The DCI’s recent improvements to access have not only been a result of the more logistical efforts centered around process and technology optimization, but also stem from a focus on the patient experience and the value behind building meaningful and productive relationships with patients and referring providers.
It’s of no surprise; the team’s approach complements our core value to care for our patients, their loved ones, and each other. Moving forward, the access team will continue to identify potential areas for improvement, ever ensuring the patient’s experience is optimal.
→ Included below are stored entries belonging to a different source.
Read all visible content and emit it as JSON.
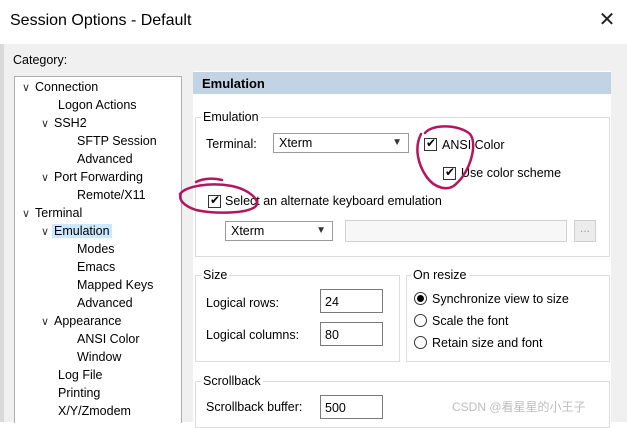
{
  "window": {
    "title": "Session Options - Default"
  },
  "category": {
    "label": "Category:",
    "items": [
      {
        "label": "Connection"
      },
      {
        "label": "Logon Actions"
      },
      {
        "label": "SSH2"
      },
      {
        "label": "SFTP Session"
      },
      {
        "label": "Advanced"
      },
      {
        "label": "Port Forwarding"
      },
      {
        "label": "Remote/X11"
      },
      {
        "label": "Terminal"
      },
      {
        "label": "Emulation"
      },
      {
        "label": "Modes"
      },
      {
        "label": "Emacs"
      },
      {
        "label": "Mapped Keys"
      },
      {
        "label": "Advanced"
      },
      {
        "label": "Appearance"
      },
      {
        "label": "ANSI Color"
      },
      {
        "label": "Window"
      },
      {
        "label": "Log File"
      },
      {
        "label": "Printing"
      },
      {
        "label": "X/Y/Zmodem"
      }
    ]
  },
  "panel": {
    "header": "Emulation",
    "emulation": {
      "group_title": "Emulation",
      "terminal_label": "Terminal:",
      "terminal_value": "Xterm",
      "ansi_color_label": "ANSI Color",
      "ansi_color_checked": true,
      "color_scheme_label": "Use color scheme",
      "color_scheme_checked": true,
      "alt_keyboard_label": "Select an alternate keyboard emulation",
      "alt_keyboard_checked": true,
      "keyboard_value": "Xterm",
      "browse_label": "..."
    },
    "size": {
      "group_title": "Size",
      "rows_label": "Logical rows:",
      "rows_value": "24",
      "cols_label": "Logical columns:",
      "cols_value": "80"
    },
    "on_resize": {
      "group_title": "On resize",
      "options": [
        {
          "label": "Synchronize view to size",
          "selected": true
        },
        {
          "label": "Scale the font",
          "selected": false
        },
        {
          "label": "Retain size and font",
          "selected": false
        }
      ]
    },
    "scrollback": {
      "group_title": "Scrollback",
      "buffer_label": "Scrollback buffer:",
      "buffer_value": "500"
    }
  },
  "watermark": "CSDN @看星星的小王子",
  "colors": {
    "selection": "#cce8ff",
    "header": "#c2d3e4",
    "annotation": "#b5155e"
  }
}
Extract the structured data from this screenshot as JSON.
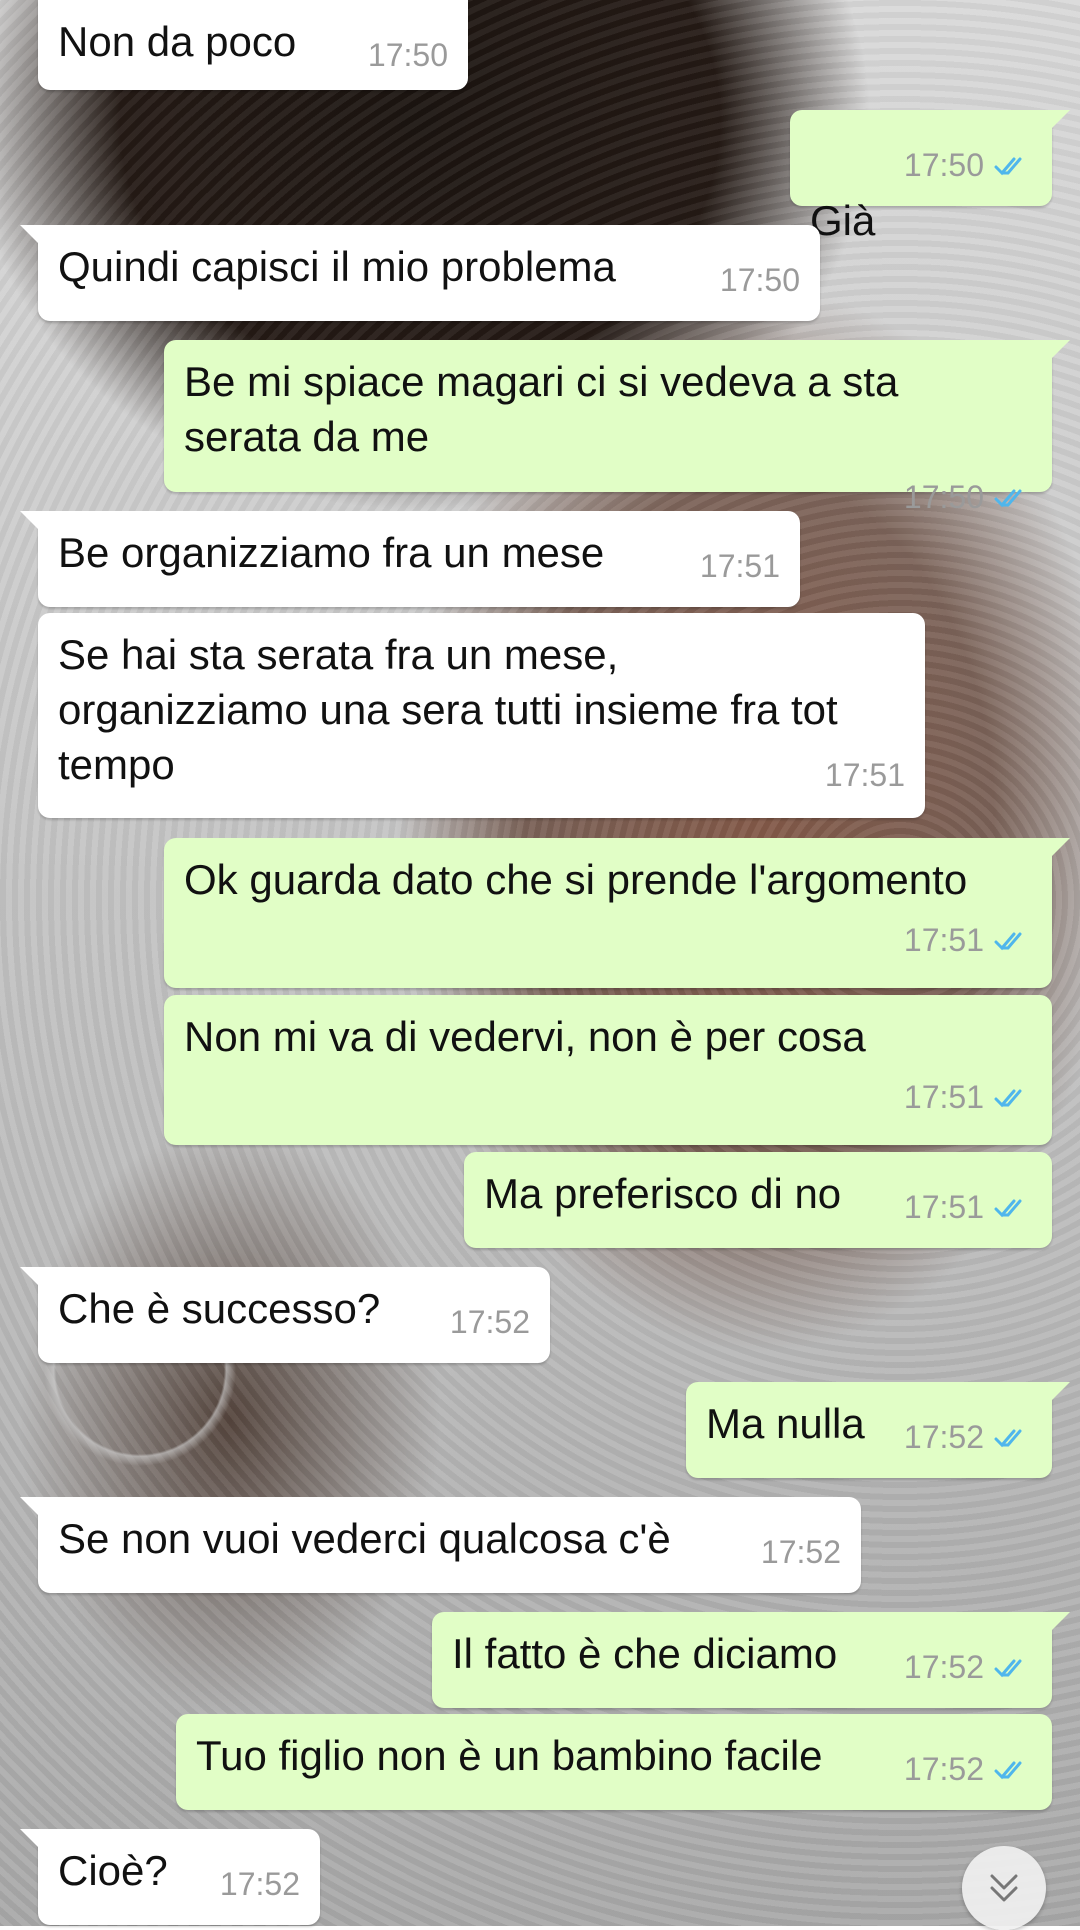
{
  "messages": [
    {
      "dir": "in",
      "text": "Non da poco",
      "time": "17:50"
    },
    {
      "dir": "out",
      "text": "Già",
      "time": "17:50",
      "read": true
    },
    {
      "dir": "in",
      "text": "Quindi capisci il mio problema",
      "time": "17:50"
    },
    {
      "dir": "out",
      "text": "Be mi spiace magari ci si vedeva a sta serata da me",
      "time": "17:50",
      "read": true
    },
    {
      "dir": "in",
      "text": "Be organizziamo fra un mese",
      "time": "17:51"
    },
    {
      "dir": "in",
      "text": "Se hai sta serata fra un mese, organizziamo una sera tutti insieme fra tot tempo",
      "time": "17:51"
    },
    {
      "dir": "out",
      "text": "Ok guarda dato che si prende l'argomento",
      "time": "17:51",
      "read": true
    },
    {
      "dir": "out",
      "text": "Non mi va di vedervi, non è per cosa",
      "time": "17:51",
      "read": true
    },
    {
      "dir": "out",
      "text": "Ma preferisco di no",
      "time": "17:51",
      "read": true
    },
    {
      "dir": "in",
      "text": "Che è successo?",
      "time": "17:52"
    },
    {
      "dir": "out",
      "text": "Ma nulla",
      "time": "17:52",
      "read": true
    },
    {
      "dir": "in",
      "text": "Se non vuoi vederci qualcosa c'è",
      "time": "17:52"
    },
    {
      "dir": "out",
      "text": "Il fatto è che diciamo",
      "time": "17:52",
      "read": true
    },
    {
      "dir": "out",
      "text": "Tuo figlio non è un bambino facile",
      "time": "17:52",
      "read": true
    },
    {
      "dir": "in",
      "text": "Cioè?",
      "time": "17:52"
    }
  ],
  "colors": {
    "incoming_bubble": "#ffffff",
    "outgoing_bubble": "#e1fec6",
    "read_ticks": "#4fb6ec",
    "timestamp": "#9a9a9a"
  },
  "icons": {
    "read_receipt": "double-check-icon",
    "scroll_down": "chevron-double-down-icon"
  }
}
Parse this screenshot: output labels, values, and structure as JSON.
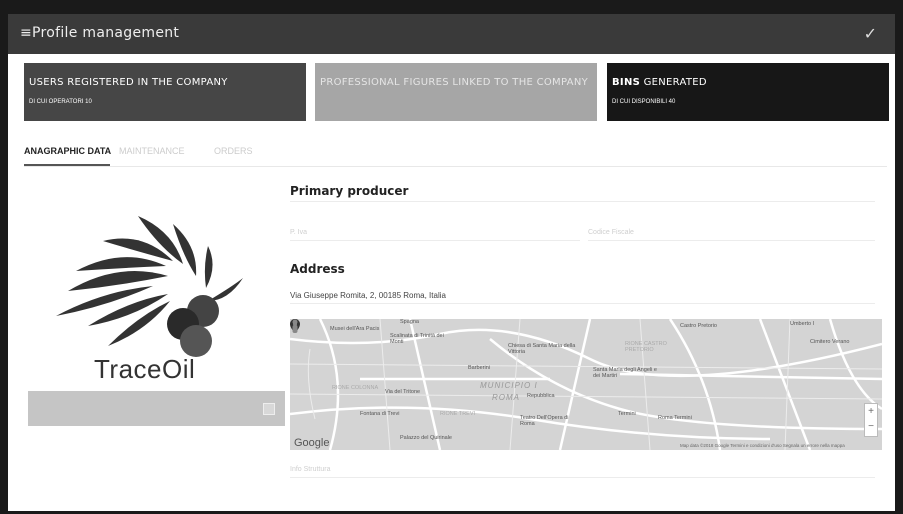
{
  "header": {
    "menu_icon": "≡",
    "title": "Profile management",
    "confirm_icon": "✓"
  },
  "cards": [
    {
      "title": "USERS REGISTERED IN THE COMPANY",
      "subtitle": "DI CUI OPERATORI 10"
    },
    {
      "title": "PROFESSIONAL FIGURES LINKED TO THE COMPANY",
      "subtitle": ""
    },
    {
      "title_bold": "BINS",
      "title_rest": " GENERATED",
      "subtitle": "DI CUI DISPONIBILI 40"
    }
  ],
  "tabs": [
    {
      "label": "ANAGRAPHIC DATA",
      "active": true
    },
    {
      "label": "MAINTENANCE",
      "active": false
    },
    {
      "label": "ORDERS",
      "active": false
    }
  ],
  "logo": {
    "text": "TraceOil"
  },
  "primary_producer": {
    "heading": "Primary producer",
    "vat_placeholder": "P. Iva",
    "fiscal_code_placeholder": "Codice Fiscale"
  },
  "address": {
    "heading": "Address",
    "value": "Via Giuseppe Romita, 2, 00185 Roma, Italia"
  },
  "map": {
    "labels": [
      "Musei dell'Ara Pacis",
      "Spagna",
      "Scalinata di Trinità dei Monti",
      "Chiesa di Santa Maria della Vittoria",
      "Castro Pretorio",
      "Santa Maria degli Angeli e dei Martiri",
      "Barberini",
      "Via del Tritone",
      "Repubblica",
      "Fontana di Trevi",
      "Teatro Dell'Opera di Roma",
      "Termini",
      "Roma Termini",
      "Palazzo del Quirinale",
      "Cimitero Verano",
      "Umberto I"
    ],
    "district_labels": [
      "MUNICIPIO I",
      "ROMA",
      "RIONE COLONNA",
      "RIONE TREVI",
      "RIONE CASTRO PRETORIO"
    ],
    "brand": "Google",
    "footer": "Map data ©2018 Google   Termini e condizioni d'uso   Segnala un errore nella mappa",
    "zoom_in": "+",
    "zoom_out": "−"
  },
  "extra_field_placeholder": "Info Struttura"
}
Circle photo (top): Duke Oncology Access new patient coordinators Stacy Strickland (front) and Ashley Solomon confer with one another while at offices located in Hock 1. Both women, members of the DCI oncology access team, provide access support for breast oncology. Strickland has been on staff for more than 15 years. Solomon joined Duke in 2006.
Vanessa Gruver is a Duke University Hospital Administrative Fellow serving primarily with the DCI team as part of the second year of her fellowship. A native of Pennsylvania, she received both her undergraduate and graduate degrees in health administration from Penn State University.